My current preferred formalization of extrapolation of an agent’s preferences rests on imagining what would happen if that agent was provided with an idealized environment in which it could undergo an extensive process of reflection. It is clear that this is not a completely satisfactory account, though there is uncertainty about whether it is “good enough” for the intended use case.
One crisp difficulty is the following: this approach relies completely on the agent wanting you to know its extrapolated preferences.
If the agent didn’t–for example, if it expected that in general it would be worse off if other agents knew its extrapolated preferences–then the proposal breaks down entirely. In this case the agent will simply decline to participate in the hypothetical thought experiment, and the answer to the question “What would they decide if they had the opportunity to reflect at length?” is “nothing.”
As far as I know, this is a problem for all available formal specifications of an agent’s enlightened judgment, or idealized beliefs, or extrapolated preferences, or whichever. I now think that if I had a formal answer to this question I would understand the issue substantially better. So this is my first challenge: how can you define an extrapolation/idealization of an agent’s preferences, if it doesn’t want you to?
The point of this question is not that extrapolating an agent’s preferences against its interests seems useful; rather, it’s that there seem to be various potential problems of using the kind of proposal I advocate, and they might be broadly classified as “motivational problems.” So to make the difficulties more clear, it seems useful to consider this extreme case.
There are various ad hoc approaches around this difficulty, but they seem very problematic. For example, we could consider the agent’s behavior in a counterfactual that could actually arise, where it had some incentive to show its true colors because it would actually be making meaningful choices. Or we could consider the agent’s behavior in a counterfactual where it didn’t understand what was going on, or where it incorrectly believed that its output in the thought experiment would be used in a way that it would be happy with rather than one it would be unhappy with. But neither of these seems at all compatible with the agent learning a lot, both seem difficult to define due to the tricky counterfactuals (though maybe that’s a reasonable problem to attack if the other issues aren’t issues), and both seem very fragile and likely to break for unexpected reasons.

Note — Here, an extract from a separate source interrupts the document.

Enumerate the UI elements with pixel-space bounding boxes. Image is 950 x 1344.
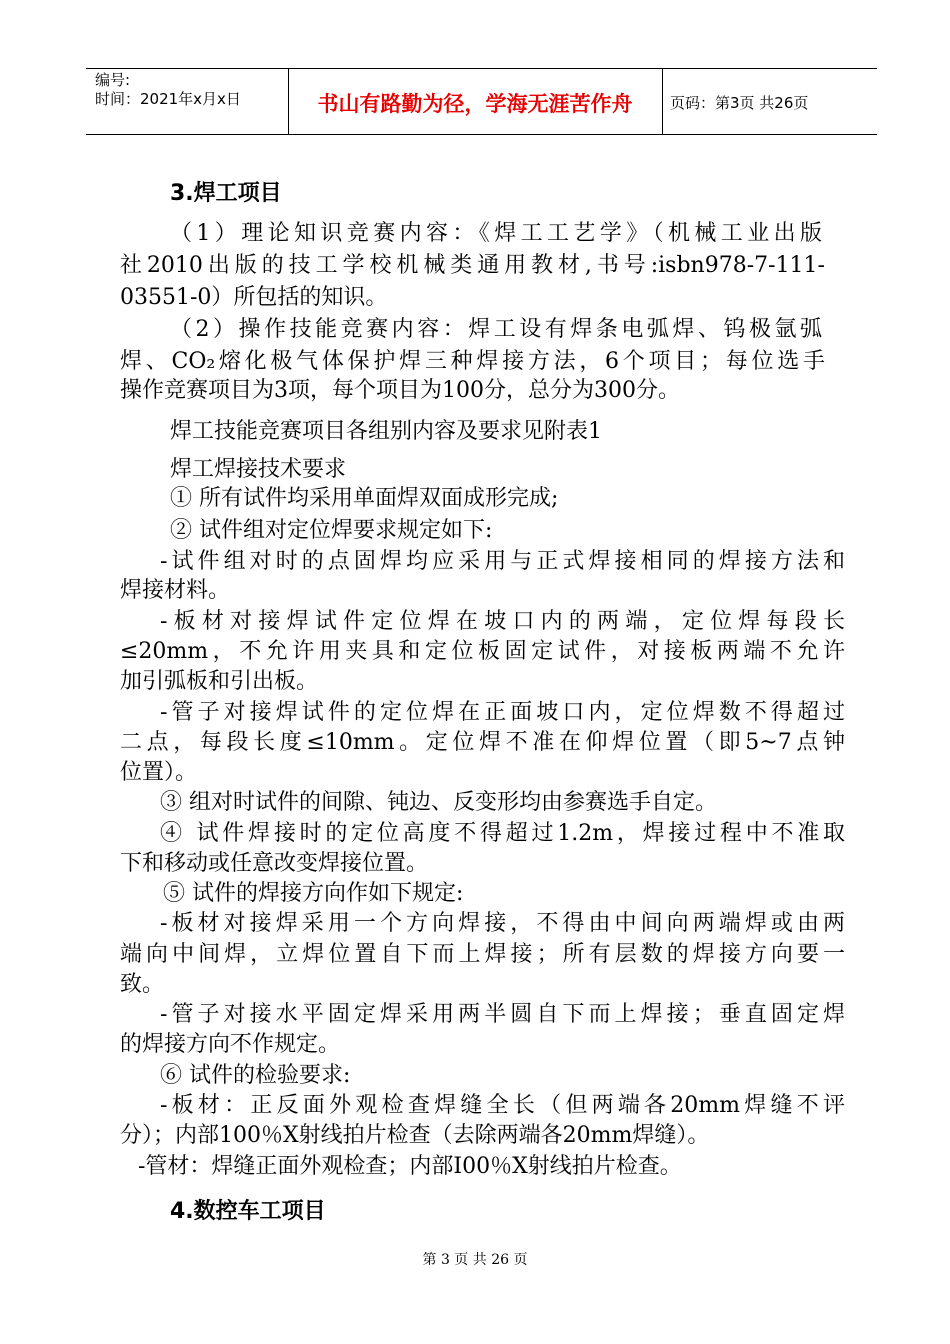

There is an alternative view, which says that the way to formalize “what people want” or “what they believe” is to have a better understanding of how the human brain works / how decision theory works, and then to extract “what someone wants” directly from their behavior. This motivates further investigation of just what the brain is doing, or at least optimism that the philosophical problem will be in better shape once these empirical investigations have gotten underway. I see the charm in this proposal, but I have a fairly serious gripe: I can’t imagine any realistic outcome of the empirical investigation that answered this question.
I can imagine outcomes of the empirical investigation such that the philosophical problem goes away, it’s just that these don’t seem realistic. For example, we might learn that the human brain is actually just a bunch of heuristics implementing a very simple algorithm, of the form “Build model of the world, decide what actions lead to outcome X, and then perform those actions.” But this seems fairly implausible based on my understanding of the brain (I think most experts agree), and beyond that would actually be deeply philosophically surprising.
What I expect to see in fact is that the human brain is a collection of many interacting subsystems, under some selection pressure for improved reproductive fitness (which means locally that the brain and each of its parts is under selection pressure to fulfill a wide range of instrumental goals, to varying degrees), though even that picture is not even very good. And then… what? I don’t see how we even extract a picture of what beliefs are “correct” on this picture, much less of what we “really value.”
Is there an intermediate picture, on which this understanding of the brain / decision theory will lead to a clear picture of human values? This is my second challenge: what could we plausibly learn about the brain and decision theory such that we would be able to define value extrapolation in a more direct way?